A team of trouble-shooters has stepped into a York estate where nuisance youths have forced a community centre to close at night.
Representatives from the City of York Council and North Yorkshire Police attended the Bell Farm Estate Residents' Association meeting last night and listened to growing concerns from local people, who said groups of youths were becoming an increasing problem.
The joint police-council team is designed to target anti-social behaviour and has already been working in Etty Avenue and Foxwood.
One resident, Kevin Webster, said youths had thrown sticks at parrots in his aviary. He said: "I'm sick of telling them to go away."
John Bolton, community safety officer at York police, urged residents not to take matters into their own hands but to report every case of nuisance to the Bell Farm estate manager, Kate Barrett.
He said: "We will target the main offenders, but our routes to solving the problems will not work overnight. We have to all work together."
Bell Farm community police officer Howard Smelt-Webb said: "I have been aware of more and more problems around this area in recent months."
He said he now had a list of 38 youths who had been creating a nuisance and, together with Mrs Barrett, he was writing to parents and visiting the youths' homes in an attempt to make parents aware of what is going on.
He said: "We can turn the screws on the parents."
The nuisance problem was highlighted two weeks ago when 40 youths ran amok outside the Bell Farm Social Hall and frightened people inside.

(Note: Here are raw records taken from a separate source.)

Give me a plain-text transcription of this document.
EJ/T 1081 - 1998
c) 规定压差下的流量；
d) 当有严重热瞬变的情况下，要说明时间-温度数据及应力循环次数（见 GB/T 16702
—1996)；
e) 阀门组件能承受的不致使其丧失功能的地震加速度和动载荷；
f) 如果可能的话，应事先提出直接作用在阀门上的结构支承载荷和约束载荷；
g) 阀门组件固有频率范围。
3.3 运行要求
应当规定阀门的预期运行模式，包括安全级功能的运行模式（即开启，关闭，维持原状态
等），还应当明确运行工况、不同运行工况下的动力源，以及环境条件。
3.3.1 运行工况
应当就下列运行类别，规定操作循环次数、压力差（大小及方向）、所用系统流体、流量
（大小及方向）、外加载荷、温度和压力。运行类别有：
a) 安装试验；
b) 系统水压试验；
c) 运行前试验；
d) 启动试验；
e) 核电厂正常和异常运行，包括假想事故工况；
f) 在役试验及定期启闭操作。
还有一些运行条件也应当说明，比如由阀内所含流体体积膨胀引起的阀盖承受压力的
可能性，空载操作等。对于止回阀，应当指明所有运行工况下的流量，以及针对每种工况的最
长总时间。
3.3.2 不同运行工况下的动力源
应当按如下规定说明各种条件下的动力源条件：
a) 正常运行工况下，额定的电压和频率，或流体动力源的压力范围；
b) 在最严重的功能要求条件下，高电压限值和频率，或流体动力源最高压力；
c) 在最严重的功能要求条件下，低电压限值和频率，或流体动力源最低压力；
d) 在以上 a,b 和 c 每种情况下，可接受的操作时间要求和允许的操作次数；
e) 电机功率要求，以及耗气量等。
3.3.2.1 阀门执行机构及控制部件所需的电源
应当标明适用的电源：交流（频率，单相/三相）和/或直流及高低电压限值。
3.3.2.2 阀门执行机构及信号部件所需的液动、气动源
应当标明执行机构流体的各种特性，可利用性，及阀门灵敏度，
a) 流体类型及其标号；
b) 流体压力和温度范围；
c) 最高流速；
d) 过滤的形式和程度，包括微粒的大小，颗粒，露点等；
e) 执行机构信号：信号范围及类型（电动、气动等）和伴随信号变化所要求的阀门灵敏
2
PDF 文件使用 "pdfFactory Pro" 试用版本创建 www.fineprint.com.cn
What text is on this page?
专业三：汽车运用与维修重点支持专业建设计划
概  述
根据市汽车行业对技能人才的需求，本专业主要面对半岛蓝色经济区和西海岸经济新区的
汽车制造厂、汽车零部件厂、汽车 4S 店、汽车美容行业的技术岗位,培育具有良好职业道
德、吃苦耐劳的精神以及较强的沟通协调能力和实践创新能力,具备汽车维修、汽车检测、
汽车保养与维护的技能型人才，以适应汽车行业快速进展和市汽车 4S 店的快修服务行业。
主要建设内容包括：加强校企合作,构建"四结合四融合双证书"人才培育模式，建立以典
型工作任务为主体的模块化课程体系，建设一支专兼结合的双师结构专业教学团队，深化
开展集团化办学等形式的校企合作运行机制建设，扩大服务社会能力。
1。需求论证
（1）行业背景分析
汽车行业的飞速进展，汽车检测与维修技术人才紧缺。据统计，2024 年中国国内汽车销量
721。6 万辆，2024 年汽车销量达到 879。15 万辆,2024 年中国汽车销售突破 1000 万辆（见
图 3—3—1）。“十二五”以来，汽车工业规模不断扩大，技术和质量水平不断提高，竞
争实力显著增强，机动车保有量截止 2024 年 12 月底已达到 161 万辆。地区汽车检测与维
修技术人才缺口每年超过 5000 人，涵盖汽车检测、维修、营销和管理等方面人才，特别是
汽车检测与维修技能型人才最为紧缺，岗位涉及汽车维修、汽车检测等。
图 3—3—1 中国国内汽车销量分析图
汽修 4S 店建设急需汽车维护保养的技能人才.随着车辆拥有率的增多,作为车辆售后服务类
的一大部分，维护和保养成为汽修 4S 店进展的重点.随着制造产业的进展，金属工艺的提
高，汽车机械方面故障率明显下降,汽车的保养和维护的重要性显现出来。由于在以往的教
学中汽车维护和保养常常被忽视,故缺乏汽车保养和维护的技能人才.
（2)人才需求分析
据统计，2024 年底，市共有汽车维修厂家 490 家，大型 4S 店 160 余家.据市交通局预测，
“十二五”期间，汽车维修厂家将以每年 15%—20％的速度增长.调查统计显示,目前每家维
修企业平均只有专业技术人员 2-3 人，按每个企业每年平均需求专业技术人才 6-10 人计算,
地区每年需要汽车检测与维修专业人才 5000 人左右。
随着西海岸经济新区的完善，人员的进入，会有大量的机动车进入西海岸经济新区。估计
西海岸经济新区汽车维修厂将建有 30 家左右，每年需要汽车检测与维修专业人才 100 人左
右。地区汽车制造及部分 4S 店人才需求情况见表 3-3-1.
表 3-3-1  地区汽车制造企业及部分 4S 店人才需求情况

Mary Leeming, who was in the building at the time of the incident, said she was terrified. She said: "Since that night I have not been for my Evening Press after dark. I feel terrorised. I have walked these streets day and night for years but I won't anymore."
Chairman of the residents association, Mark Craven, agreed that the council and police team should attend the next meeting in January and work with the residents over several months to try and tackle the problem.